Kakashi nawet nie miał szans odpowiedzieć. Uśmiechnął się mu w usta i oplótł go w talii nogami, prowokując do konkretnego działania. 

- Nie ma tak łatwo. Sam wybrałeś tortury.- mruknął całując go najpierw w usta, a potem w szyję, lekko przyszczypując skórę i robiąc mu kilka dorodnych malinek. 

- Nnnaaa... zrobisz mi malinkę- jęknął

- O, nie mój słodki. Zrobię ci cały chruśniak.- mruknął nisko, uśmiechając się dość wrednie. 

I Kakashi wiedział już, że przez tydzień bez mała będzie się krył pod golfem z długim rękawem. On próbował myśleć, a Iruka skutecznie rozpraszał jego myśli, prócz dłoni dokładając jeszcze gorący i rozkosznie wilgotny języczek, który robił mu tak dobrze, że już na żadnej myśli nie potrafił się skupić. Dał się pochłonąć zalewającym go rozkoszom, które tak chętnie dawał mu jego słodki Delfinek. Minuty mijały, a on wił się i jęczał nie mogąc dojść. Nie dlatego, że nie było mu dostatecznie dobrze, ale dlatego, że ten mały, podstępny  belferek mu na to nie pozwalał!
Za każdym razem, gdy już był prawie prawie u szczytu Iruka powodował, że nie mógł osiągnąć spełnienia, przestygał, by znów rozpalać do kresu wytrzymałości nie mogąc dojść.

- Iruuukaaaa, błaaagaaaaam....- jęczał miotając się po posłaniu sam już nie wiedząc jak się ułożyć, by móc w końcu osiągnąć szczyt i odsapnąć. Zmysły mu całkiem szalały. 

- Mmmm..., a o co?- droczył się, mimo że doskonale wiedział, czego pragnie. 

- Błagaaam.... weź mnieeee.... teraaaz... natychmiaaast.... zeeerżniiiij juuuuż!

- Ale ty się jąkasz, skarbie.- zaśmiał się i najpierw jeszcze postanowił troszeczkę go podręczyć.

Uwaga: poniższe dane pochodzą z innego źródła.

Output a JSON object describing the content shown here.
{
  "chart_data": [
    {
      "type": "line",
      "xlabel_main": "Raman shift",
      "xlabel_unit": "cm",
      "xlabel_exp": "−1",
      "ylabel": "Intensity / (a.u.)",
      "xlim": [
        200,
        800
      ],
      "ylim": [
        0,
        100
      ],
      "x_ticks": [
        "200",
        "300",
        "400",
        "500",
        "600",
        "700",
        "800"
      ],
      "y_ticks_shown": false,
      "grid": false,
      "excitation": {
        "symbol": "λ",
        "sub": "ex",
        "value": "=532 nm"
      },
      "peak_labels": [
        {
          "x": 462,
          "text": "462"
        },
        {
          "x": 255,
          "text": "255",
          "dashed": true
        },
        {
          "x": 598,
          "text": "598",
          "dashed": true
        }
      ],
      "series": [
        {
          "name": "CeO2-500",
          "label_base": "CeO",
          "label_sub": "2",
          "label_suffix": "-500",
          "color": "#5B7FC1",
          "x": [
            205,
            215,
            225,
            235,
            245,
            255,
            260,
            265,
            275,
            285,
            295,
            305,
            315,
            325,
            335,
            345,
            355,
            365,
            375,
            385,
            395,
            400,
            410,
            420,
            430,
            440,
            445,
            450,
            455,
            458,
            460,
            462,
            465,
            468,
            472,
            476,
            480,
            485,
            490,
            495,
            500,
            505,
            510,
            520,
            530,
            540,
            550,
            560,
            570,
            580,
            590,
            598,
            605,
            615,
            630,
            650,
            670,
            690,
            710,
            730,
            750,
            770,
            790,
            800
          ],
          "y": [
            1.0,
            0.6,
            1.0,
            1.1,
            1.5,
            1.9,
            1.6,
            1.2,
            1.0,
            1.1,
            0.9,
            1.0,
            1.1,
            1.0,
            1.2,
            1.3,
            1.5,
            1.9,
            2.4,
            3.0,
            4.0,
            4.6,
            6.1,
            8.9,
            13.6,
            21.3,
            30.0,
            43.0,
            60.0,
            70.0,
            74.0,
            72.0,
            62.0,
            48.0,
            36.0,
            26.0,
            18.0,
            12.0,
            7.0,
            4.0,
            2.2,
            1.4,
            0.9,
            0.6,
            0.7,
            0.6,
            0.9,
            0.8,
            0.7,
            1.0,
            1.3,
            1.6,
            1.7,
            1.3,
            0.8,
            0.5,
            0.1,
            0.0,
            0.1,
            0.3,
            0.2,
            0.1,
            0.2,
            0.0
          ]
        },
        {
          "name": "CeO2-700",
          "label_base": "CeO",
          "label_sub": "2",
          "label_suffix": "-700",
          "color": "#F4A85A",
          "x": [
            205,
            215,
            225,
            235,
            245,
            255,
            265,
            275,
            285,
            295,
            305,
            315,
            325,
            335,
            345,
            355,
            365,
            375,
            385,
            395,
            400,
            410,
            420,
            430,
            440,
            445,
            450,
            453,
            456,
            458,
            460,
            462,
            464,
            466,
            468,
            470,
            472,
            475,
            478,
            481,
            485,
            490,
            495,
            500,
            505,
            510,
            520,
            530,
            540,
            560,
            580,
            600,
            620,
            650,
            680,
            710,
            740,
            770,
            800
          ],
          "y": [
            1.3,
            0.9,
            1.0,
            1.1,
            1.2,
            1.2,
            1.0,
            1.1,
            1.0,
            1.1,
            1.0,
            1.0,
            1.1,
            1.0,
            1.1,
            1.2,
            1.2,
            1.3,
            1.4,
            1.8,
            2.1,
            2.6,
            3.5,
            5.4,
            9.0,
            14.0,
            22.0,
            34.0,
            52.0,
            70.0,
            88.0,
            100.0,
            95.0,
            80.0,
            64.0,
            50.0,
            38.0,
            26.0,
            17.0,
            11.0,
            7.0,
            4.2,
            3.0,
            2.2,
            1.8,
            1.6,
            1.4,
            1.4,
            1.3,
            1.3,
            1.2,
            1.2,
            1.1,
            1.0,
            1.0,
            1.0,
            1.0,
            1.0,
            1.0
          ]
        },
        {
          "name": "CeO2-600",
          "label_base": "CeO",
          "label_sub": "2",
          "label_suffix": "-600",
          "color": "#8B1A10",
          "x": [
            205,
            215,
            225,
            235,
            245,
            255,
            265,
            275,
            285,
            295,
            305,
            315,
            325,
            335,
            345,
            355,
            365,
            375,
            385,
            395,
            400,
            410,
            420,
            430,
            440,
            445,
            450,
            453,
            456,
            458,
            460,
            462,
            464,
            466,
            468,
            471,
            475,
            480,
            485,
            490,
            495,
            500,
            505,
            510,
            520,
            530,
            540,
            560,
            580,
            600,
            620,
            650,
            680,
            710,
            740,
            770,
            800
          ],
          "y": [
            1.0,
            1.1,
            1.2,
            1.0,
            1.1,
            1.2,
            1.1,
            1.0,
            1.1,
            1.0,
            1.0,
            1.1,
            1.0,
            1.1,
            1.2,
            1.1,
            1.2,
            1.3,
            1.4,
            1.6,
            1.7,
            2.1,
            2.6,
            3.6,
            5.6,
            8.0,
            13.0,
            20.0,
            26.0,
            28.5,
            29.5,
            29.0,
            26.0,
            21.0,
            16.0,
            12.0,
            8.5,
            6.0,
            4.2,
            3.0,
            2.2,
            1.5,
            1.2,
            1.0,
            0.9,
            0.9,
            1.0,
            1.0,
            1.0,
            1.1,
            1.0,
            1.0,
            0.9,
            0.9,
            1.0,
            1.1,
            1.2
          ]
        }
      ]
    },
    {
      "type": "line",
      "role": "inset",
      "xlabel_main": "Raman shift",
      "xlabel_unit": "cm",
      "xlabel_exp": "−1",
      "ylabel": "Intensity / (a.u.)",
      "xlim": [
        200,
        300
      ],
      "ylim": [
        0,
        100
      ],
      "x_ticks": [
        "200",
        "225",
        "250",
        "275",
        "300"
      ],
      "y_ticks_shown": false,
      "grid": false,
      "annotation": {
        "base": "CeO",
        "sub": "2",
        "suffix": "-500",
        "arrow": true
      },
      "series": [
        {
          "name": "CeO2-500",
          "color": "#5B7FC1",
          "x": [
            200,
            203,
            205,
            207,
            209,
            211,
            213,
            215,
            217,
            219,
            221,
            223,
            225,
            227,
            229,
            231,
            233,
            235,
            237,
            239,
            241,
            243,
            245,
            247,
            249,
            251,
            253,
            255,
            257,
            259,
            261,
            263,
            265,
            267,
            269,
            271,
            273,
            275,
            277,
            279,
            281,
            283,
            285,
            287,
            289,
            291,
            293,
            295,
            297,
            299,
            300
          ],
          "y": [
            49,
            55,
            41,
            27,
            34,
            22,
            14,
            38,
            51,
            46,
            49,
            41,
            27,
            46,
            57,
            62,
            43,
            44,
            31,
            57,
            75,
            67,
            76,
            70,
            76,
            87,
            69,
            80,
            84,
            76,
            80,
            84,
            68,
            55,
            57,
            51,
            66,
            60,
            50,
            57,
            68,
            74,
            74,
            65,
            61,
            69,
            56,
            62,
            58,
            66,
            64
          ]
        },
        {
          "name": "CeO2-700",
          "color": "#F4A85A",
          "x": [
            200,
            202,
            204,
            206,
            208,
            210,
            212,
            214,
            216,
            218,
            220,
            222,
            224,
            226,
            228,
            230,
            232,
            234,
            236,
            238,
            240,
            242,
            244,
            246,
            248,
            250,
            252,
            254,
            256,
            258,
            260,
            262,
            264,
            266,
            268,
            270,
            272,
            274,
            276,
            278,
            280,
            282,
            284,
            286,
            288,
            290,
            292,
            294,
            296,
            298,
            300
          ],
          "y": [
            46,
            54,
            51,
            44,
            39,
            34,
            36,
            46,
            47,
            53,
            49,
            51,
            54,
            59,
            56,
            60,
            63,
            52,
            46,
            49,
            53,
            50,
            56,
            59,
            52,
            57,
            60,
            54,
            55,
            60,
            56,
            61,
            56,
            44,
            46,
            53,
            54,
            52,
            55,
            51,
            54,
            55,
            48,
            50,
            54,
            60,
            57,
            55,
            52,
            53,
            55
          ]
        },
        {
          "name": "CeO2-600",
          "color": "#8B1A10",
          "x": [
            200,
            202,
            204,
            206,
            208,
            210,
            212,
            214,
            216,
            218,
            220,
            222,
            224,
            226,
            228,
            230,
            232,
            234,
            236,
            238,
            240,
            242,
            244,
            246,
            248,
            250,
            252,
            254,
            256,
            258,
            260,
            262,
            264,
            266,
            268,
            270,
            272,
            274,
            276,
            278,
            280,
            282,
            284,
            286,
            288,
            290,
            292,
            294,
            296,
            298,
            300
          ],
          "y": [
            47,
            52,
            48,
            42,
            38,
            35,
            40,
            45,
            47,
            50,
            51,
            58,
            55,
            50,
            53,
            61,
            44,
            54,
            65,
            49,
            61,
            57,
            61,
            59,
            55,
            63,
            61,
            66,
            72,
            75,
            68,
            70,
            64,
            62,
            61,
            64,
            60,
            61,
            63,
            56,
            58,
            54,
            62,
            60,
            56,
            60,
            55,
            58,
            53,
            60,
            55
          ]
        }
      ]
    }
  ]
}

Kakashi nie miał sposobności nawet spróbować odpowiedzieć, gdyż irukowe usta zachłannie przywarły do jego rozedrganych warg. Teraz pragnął tylko jednego. Wreszcie poczuć go w sobie i oby to rwało jak najdłużej. Z jednej strony chciał tego i uwielbiał jak Iruka to robi, ale z drugiej nienawidził tych jego tortur. To było tak dręcząco- nieskończenie przyjemne, że czuł, iż eksploduje i straci wszystkie zmysły. Oszaleje z rozkoszy i umrze najszczęśliwszy na świecie. 

Iruka nagle oderwał się od niego. Lekko, ale podejrzanie wprawnie podrzucił go i płynnym ruchem wszedł w niego nagrodzony głośnym, niekontrolowanym jękiem. 
Tym razem nie zaczynał od powolnych, delikatnych ruchów. Nie dawał mu szansy na przyzwyczajenie się do tego uczucia i nie rozciągał go powoli i dokładnie. 
Po prostu wszedł w niego gładko, mocno, intensywnie. Od razu narzucił szybkie, parzące skórę tempo, wchodząc głębiej przy każdym kolejnym pchnięciu. 
Posuwał jego jouniński tyłeczek mocno, szybko i zapamiętale, a Kakashi jęczał jak opętany. Nie potrafił i nie chciał się powstrzymywać. Wreszcie z głośnym, przeciągłym krzykiem doszedł uwalniając w końcu dotąd powstrzymywaną, słoną falę. Iruka doszedł zaraz za nim dysząc jak po 30 kilometrowym maratonie w biegu na śmierć i życie. Patrzył chwilę na srebrne nitki zdobiące cały brzuch i pierś białowłosego. Uśmiechnął się do siebie i wyszedł z niego przy akompaniamencie zmęczonego jęku. Nachylił się nad nim i oswobodził jego kończyny. 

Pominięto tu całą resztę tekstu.